Aktuell

Ueli Angst und seine Mitarbeitende
Im Korrosionslabor an der ETH Zürich führen Ueli Angst (Mitte) und seine Mitarbeitenden elektrochemische Messungen durch.

Was Ueli Angst an der Korrosion im Beton fasziniert

Auf die Frage, was ihn auszeichne, antwortet Bauingenieur und ETH-Professor Ueli Angst: «Ich bin nicht ein klassischer Forscher, der sich immer in der Akademie bewegt hat.»

Ueli Angst hat nach seinem Bauingenieur-Studium mehr als fünf Jahre in der Industrie gearbeitet, unter anderem bei der Beratungsfirma Schweizerische Gesellschaft für Korrosionsschutz; inzwischen ist er deren ehrenamtlicher Präsident. Die Beratungstätigkeit verschaffte ihm einen tiefen Einblick in die realen Probleme von Betonbauten und verbindet ihn bis heute mit der Praxis. Gleichzeitig kennt er die wissenschaftlichen Überlegungen, wie Beton nachhaltiger hergestellt werden könnte – denn er wurde 2017 an der ETH Zürich zum Assistenzprofessor ernannt. «Diese beiden Bereiche, Praxis und Theorie, möchte ich zusammenbringen», sagt Angst. Dabei motiviert ihn die Tatsache, dass Beton ein grosser Hebel ist, um den Klimawandel zu bekämpfen und Ressourcen zu schützen. «Infrastrukturbauten sind ja im wahrsten Sinne des Wortes die Pfeiler unseres Wohlstands», ist er überzeugt. «Ohne sie könnte die Wirtschaft weder Menschen noch Güter im gleichen Ausmass transportieren. Die grossen Themen Nachhaltigkeit und Wohlstand sind in der Infrastruktur eines Staates quasi eingebettet.»

Veränderte Sicht auf den Beton

Das Wissen über den Beton habe sich in den letzten fünfzig Jahren stark verändert, erzählt Angst.
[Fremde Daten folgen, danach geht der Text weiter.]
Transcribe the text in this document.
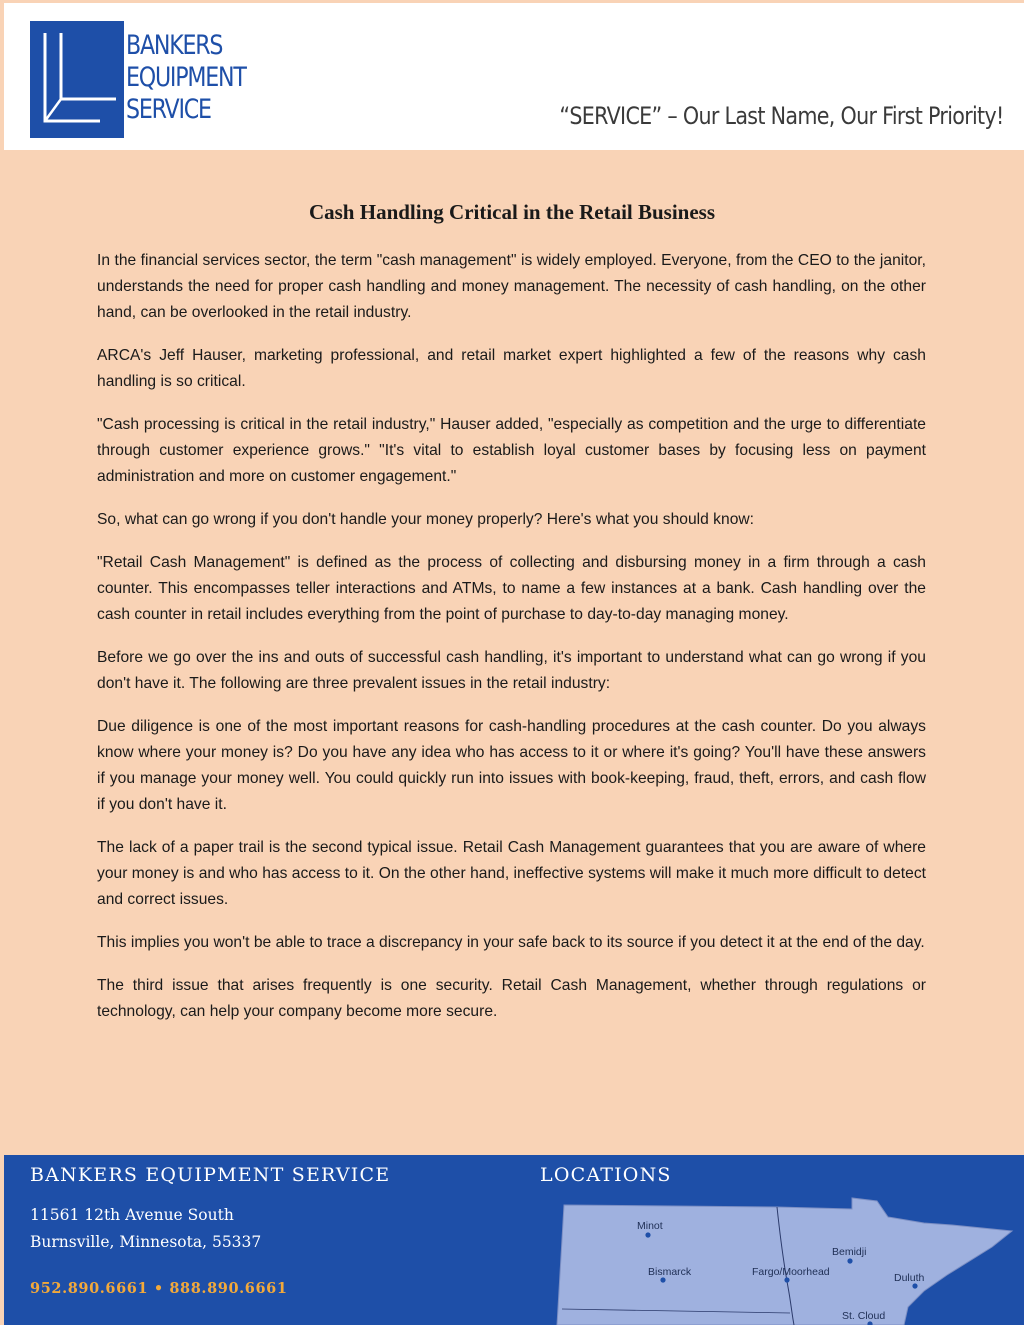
BANKERS
EQUIPMENT
SERVICE	“SERVICE” – Our Last Name, Our First Priority!
Cash Handling Critical in the Retail Business

In the financial services sector, the term "cash management" is widely employed. Everyone, from the CEO to the janitor, understands the need for proper cash handling and money management. The necessity of cash handling, on the other hand, can be overlooked in the retail industry.

ARCA's Jeff Hauser, marketing professional, and retail market expert highlighted a few of the reasons why cash handling is so critical.

"Cash processing is critical in the retail industry," Hauser added, "especially as competition and the urge to differentiate through customer experience grows." "It's vital to establish loyal customer bases by focusing less on payment administration and more on customer engagement."

So, what can go wrong if you don't handle your money properly? Here's what you should know:

"Retail Cash Management" is defined as the process of collecting and disbursing money in a firm through a cash counter. This encompasses teller interactions and ATMs, to name a few instances at a bank. Cash handling over the cash counter in retail includes everything from the point of purchase to day-to-day managing money.

Before we go over the ins and outs of successful cash handling, it's important to understand what can go wrong if you don't have it. The following are three prevalent issues in the retail industry:

Due diligence is one of the most important reasons for cash-handling procedures at the cash counter. Do you always know where your money is? Do you have any idea who has access to it or where it's going? You'll have these answers if you manage your money well. You could quickly run into issues with book-keeping, fraud, theft, errors, and cash flow if you don't have it.

The lack of a paper trail is the second typical issue. Retail Cash Management guarantees that you are aware of where your money is and who has access to it. On the other hand, ineffective systems will make it much more difficult to detect and correct issues.

This implies you won't be able to trace a discrepancy in your safe back to its source if you detect it at the end of the day.

The third issue that arises frequently is one security. Retail Cash Management, whether through regulations or technology, can help your company become more secure.

BANKERS EQUIPMENT SERVICE
11561 12th Avenue South
Burnsville, Minnesota, 55337
952.890.6661 • 888.890.6661
LOCATIONS
Minot
Bemidji
Bismarck	Fargo/Moorhead	Duluth
St. Cloud
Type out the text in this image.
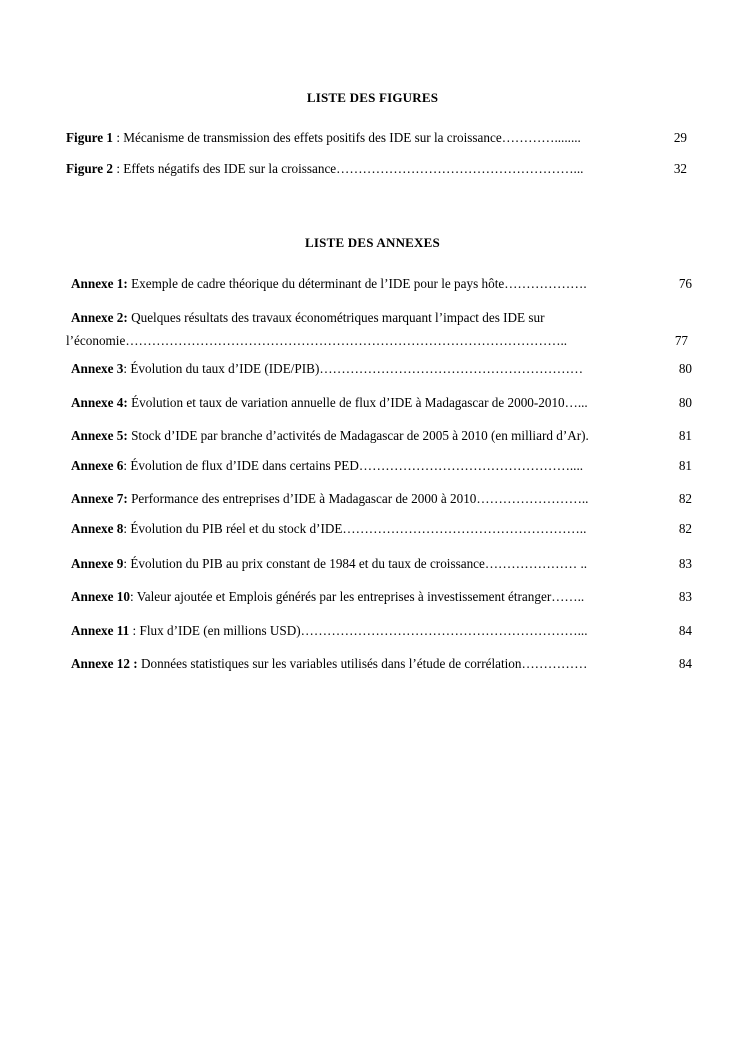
LISTE DES FIGURES
Figure 1 : Mécanisme de transmission des effets positifs des IDE sur la croissance…………........	29
Figure 2 : Effets négatifs des IDE sur la croissance………………………………………………...	32
LISTE DES ANNEXES
Annexe 1: Exemple de cadre théorique du déterminant de l’IDE pour le pays hôte……………….	76
Annexe 2: Quelques résultats des travaux économétriques marquant l’impact des IDE sur
l’économie………………………………………………………………………………………..	77
Annexe 3: Évolution du taux d’IDE (IDE/PIB)……………………………………………………	80
Annexe 4: Évolution et taux de variation annuelle de flux d’IDE à Madagascar de 2000-2010…...	80
Annexe 5: Stock d’IDE par branche d’activités de Madagascar de 2005 à 2010 (en milliard d’Ar).	81
Annexe 6: Évolution de flux d’IDE dans certains PED…………………………………………....	81
Annexe 7: Performance des entreprises d’IDE à Madagascar de 2000 à 2010……………………..	82
Annexe 8: Évolution du PIB réel et du stock d’IDE………………………………………………..	82
Annexe 9: Évolution du PIB au prix constant de 1984 et du taux de croissance………………… ..	83
Annexe 10: Valeur ajoutée et Emplois générés par les entreprises à investissement étranger……..	83
Annexe 11 : Flux d’IDE (en millions USD)………………………………………………………...	84
Annexe 12 : Données statistiques sur les variables utilisés dans l’étude de corrélation……………	84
Bis zirka Mitte des letzten Jahrhunderts dachte man, Stahlbeton-Bauten seien für die Ewigkeit gemacht. Dann merkte man, dass auch sie korrodieren können – dass aber hochalkalischer Beton das verhindern kann. In der Folge wurde ab den 1980er-Jahren das Ingenieurswesen auf die Alkalinität von Beton eingeschworen; die Normen und Lehrbücher wurden entsprechend angepasst. «Zu jener Zeit  war das sicher der richtige Ansatz gegen Korrosion», sagt Angst, «er bewirkte unter anderem, dass man heute deutlich dauerhafter baut als früher.» Auch für Angst stand zu Beginn seiner Beschäftigung mit Korrosion vor rund fünfzehn Jahren die Nachhaltigkeit noch nicht im Vordergrund. «Damals habe auch ich Korrosion und Klimawandel nicht miteinander in Verbindung gebracht», erzählt er. Erst mit der Zeit wurde ihm klar, dass das Dogma der Alkalinität von Beton zu einem Problem für das Klima geworden war.

Am richtigen Ort

Heute seien europäische Länder führend bei der Förderung der nachhaltigen Betonproduktion, sagt Angst. «Bisher jedoch immer mit Fokus auf den Beton selbst und nicht auf die Korrosionsprozesse.» Ueli Angst schätzt die Schweiz als sehr guten Ort für seine Forschung ein. Denn hierzulande existiert seit langem eine starke Zementindustrie, und Nachhaltigkeit ist ein Thema. Ausserdem hat Angst für seine interdisziplinäre Forschung Zugang zu hochkarätiger Infrastruktur und komplementärer Fachexpertise an der ETH Zürich und der EPFL, am Paul Scherrer Institut und an der Empa. Ueli Angst findet es wichtig, dass die Baubranche den Klimawandel berücksichtigt. «Ideen, wie man Beton nachhaltiger produzieren könnte, liegen viele vor», sagt er. «Ich möchte mit dem Aspekt der Korrosion einen komplementären, dringend notwendigen Beitrag leisten zur Herstellung von klimaschonenden und dauerhaften Bauwerken. Die Wissenschaft und die Baubranche stehen in der Verantwortung, dieses Problem jetzt anzugehen.»